In the same budget proposal, Wieckowski had proposed granting CARB the authority to change the price for pollution credits in auctions. Ag groups and fellow Democrats felt that would unfairly raise fees on industries just to generate more revenues for the budget. The administration agreed to remove the item from the budget bill, calling for the Legislature to take up the measure separately.
“I am concerned that the Air Board, certainly right now in cap-and-trade, hasn't corrected the inefficiencies,” said Wieckowski on Friday.
He argued the bill, by factoring in the amount of carbon already being sequestered within natural and working lands, would let CARB “off the hook” for addressing the current inadequacies in the cap-and-trade market and the Climate Scoping Plan.
He called AB 2954 “irrelevant” to the state’s climate goals because the Climate Scoping Plan did not include natural and working lands within the greenhouse gas inventories. He said the bill should instead require CARB to inventory such emissions and for farmers to either lower their own emissions or purchase carbon offset credits.
Critics also took issue with the bill’s provision that the carbon sequestration goal would support the state’s efforts to achieve carbon neutrality. Leah Silverthorn, a policy advocate for the California Chamber of Commerce, said this would be the first time that “carbon neutrality” has been codified into state law and argued the Legislature should first decide what that term means before assigning goals for it.
Silverthorn also argued CARB is already focused on this area, having released a draft natural and working lands climate plan in 2019. In an earlier hearing, she said the bill focuses too heavily on an industry that contributes just 8% of the greenhouse gas emissions in the state.

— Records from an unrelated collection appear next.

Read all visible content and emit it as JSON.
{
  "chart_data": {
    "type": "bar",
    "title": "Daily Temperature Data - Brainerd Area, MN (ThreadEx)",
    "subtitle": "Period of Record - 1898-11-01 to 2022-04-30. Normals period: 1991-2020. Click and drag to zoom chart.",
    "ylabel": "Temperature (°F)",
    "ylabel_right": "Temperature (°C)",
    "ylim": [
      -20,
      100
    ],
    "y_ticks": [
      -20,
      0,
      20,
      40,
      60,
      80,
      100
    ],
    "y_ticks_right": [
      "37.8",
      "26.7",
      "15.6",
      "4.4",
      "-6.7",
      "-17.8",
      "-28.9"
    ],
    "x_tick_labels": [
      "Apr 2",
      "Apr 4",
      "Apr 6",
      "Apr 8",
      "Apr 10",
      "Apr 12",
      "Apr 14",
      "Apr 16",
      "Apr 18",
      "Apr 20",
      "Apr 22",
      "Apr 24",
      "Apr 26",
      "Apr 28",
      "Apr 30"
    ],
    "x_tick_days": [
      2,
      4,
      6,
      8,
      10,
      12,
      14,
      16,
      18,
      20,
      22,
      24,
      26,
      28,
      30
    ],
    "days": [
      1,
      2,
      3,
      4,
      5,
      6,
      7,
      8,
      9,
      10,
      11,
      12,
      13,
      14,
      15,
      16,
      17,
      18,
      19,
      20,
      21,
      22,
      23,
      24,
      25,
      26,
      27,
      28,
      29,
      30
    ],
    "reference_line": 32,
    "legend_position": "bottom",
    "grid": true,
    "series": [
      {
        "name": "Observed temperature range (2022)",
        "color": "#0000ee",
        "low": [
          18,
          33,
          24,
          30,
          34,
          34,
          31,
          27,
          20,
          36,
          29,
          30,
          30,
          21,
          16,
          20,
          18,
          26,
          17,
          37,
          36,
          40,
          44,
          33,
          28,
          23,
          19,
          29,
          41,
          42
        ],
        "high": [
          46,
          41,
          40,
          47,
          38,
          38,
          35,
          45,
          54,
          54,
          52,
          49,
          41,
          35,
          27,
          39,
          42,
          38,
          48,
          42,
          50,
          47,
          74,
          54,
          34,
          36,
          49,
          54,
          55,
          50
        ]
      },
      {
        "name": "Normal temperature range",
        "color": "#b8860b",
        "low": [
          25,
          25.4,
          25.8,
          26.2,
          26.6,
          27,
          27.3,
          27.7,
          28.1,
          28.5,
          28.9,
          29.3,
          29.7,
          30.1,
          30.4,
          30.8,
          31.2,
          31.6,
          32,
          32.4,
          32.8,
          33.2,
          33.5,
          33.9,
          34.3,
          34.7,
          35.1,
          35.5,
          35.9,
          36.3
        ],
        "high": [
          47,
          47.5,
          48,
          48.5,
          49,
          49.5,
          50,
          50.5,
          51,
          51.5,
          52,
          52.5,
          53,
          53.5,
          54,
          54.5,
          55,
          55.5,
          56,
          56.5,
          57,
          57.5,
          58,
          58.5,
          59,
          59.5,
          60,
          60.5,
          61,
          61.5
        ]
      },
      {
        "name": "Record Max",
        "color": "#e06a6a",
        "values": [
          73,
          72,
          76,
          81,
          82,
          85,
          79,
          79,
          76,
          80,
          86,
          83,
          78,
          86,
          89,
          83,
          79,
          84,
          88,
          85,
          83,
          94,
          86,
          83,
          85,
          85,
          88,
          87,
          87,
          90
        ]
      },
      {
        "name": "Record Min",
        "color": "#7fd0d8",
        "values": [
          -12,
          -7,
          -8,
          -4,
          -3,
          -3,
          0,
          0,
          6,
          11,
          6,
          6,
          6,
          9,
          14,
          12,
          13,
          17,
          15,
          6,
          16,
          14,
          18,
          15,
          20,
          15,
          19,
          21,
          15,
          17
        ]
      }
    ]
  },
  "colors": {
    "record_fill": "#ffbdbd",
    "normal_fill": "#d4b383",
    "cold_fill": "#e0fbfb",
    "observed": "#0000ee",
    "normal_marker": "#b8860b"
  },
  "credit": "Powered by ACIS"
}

Wieckowski argued the carbon sequestration goal is too broad for just CARB and the bill should include the Natural Resources Agency. Republican Sen. Brian Dahle of Lassen County said CDFA needed to be at the table as well.
Dahle was also frustrated AB 2954 was not related to COVID-19 and said it should not be considered an urgent measure for this legislative session. Stockton Assemblymember Susan Eggman, a moderate Democrat who chairs the Assembly Agriculture Committee, abstained from an earlier vote on AB 2954 for the same reason.
Sen. Henry Stern of Los Angeles and Ventura Counties, a former environmental attorney, countered that the bill would not leave sole authority with CARB, adding that many farmers he had spoken with have had an “incredibly creative and entrepreneurial spirit” when it comes to climate-smart practices.
“The only way for the California farmer to be able to compete in the future of agriculture is by embracing this regime,” he said.
Stern argued this is the time to consider the measure, ahead of CARB’s update to the Scoping Plan that is scheduled to begin in 2021. He said AB 2954 would give the state the tools to inject new forms of capital into the sector, boosting working lands as California’s largest investment for climate mitigation and sequestration.
In response to the many concerns, Rivas said the bill simply asks CARB to explore possible sequestration options and policy incentives that it would then bring back to the Legislature later for adoption and for considering in future budgets.
Despite Wieckowski abstaining and two Republicans voting against the bill, the committee passed it, moving the measure to the Senate Appropriations Committee, which will make its decision on Thursday. The bill has already passed Assembly Appropriations, with a legislative analyst estimating the costs to CARB for implementing AB 2954 to be “minor and absorbable.”